Posts

Sorted by New

Wiki Contributions

Comments

Thanks for posting this. I am a bit surprised that the forecasts for hardware-related restrictions are so low. Are there any notes or details available on what led the group to those numbers?

In particular the spread between firmware-based monitoring (7%) and compute capacity restrictions (15%) seems too small to me. I would have expected either a higher chance of restrictions or lower chance of on-chip monitoring because both are predicated on similar decision-making steps but implementing and operating an end-to-end firmware monitoring system has many technical hurdles.

Yeah pretty much. If you think about mapping something like matrix-multiply to a specific hardware device, details like how the data is laid out in memory, utilizing the cache hierarchy effectively, efficiently moving data around the system, etc are important for performance.

This is a really nice analysis, thank you for posting it! The part I wonder about is what kind of "tricks" may become economically feasible for commercialization once shrinking the transistors hits physical limits. While that kind of physical design research isn't my area, I've been led to believe there are some interesting possibilities that just haven't been explored much because they cost a lot and "let's just make it smaller next year" has traditionally been an easier R&D task.

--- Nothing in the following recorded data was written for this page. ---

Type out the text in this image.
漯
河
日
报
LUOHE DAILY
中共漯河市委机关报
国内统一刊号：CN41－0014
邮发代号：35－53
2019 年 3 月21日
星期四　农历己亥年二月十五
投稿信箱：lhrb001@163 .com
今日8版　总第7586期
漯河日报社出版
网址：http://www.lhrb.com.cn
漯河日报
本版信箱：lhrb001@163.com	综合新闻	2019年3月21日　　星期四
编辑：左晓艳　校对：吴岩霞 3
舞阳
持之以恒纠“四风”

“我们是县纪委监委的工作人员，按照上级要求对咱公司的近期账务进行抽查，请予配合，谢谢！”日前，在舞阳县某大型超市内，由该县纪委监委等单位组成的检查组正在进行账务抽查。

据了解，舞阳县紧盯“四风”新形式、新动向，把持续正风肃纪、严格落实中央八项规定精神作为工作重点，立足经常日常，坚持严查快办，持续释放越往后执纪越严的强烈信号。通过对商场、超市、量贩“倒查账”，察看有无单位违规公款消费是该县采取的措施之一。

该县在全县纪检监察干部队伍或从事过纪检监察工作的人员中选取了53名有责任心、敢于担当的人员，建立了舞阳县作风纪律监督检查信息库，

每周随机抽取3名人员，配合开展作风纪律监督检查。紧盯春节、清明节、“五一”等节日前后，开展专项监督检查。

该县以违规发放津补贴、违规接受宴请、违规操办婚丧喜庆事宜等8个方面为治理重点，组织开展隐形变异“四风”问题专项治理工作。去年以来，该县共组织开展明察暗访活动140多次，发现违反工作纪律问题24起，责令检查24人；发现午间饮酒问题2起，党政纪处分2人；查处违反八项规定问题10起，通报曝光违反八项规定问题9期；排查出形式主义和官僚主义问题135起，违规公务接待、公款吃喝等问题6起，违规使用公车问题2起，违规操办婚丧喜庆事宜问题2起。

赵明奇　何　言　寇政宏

Yep, I think you're right that both views are compatible. In terms of performance comparison, the architectures are quite different and so while looking at raw floating-point performance gives you a rough idea of the device's capabilities, performance on specific benchmarks can be quite different. Optimization adds another dimension entirely, for example NVIDIA has highly-optimized DNN libraries that achieve very impressive performance (as a fraction of raw floating-point performance) on their GPU hardware. AFAIK nobody is spending that much effort (e.g. teams of engineers x several months) to optimize deep learning models on CPU these days because it isn't worth the return on investment.

I’m finishing my PhD in hardware/ML and I’ve been thinking vaguely about hardware approaches for AI safety recently, so it’s great to see other people are thinking about this too! I hope to have more free time once I finish my thesis in a few weeks, and I’d love to talk more to anyone else who is interested in this approach and perhaps help out if I can.

I think this is a really nice write-up! As someone relatively new to the idea of AI Safety, having a summary of all the approaches people are working on is really helpful as it would have taken me weeks to put this together on my own.

Obviously this would be a lot of work, but I think it would be really great to post this as a living document on GitHub where you can update and (potentially) expand it over time, perhaps by curating contributions from folks. In particular it would be interesting to see three arguments for each approach: a “best argument for”, “best argument against” and “what I think is the most realistic outcome”, along with uncertainties for each.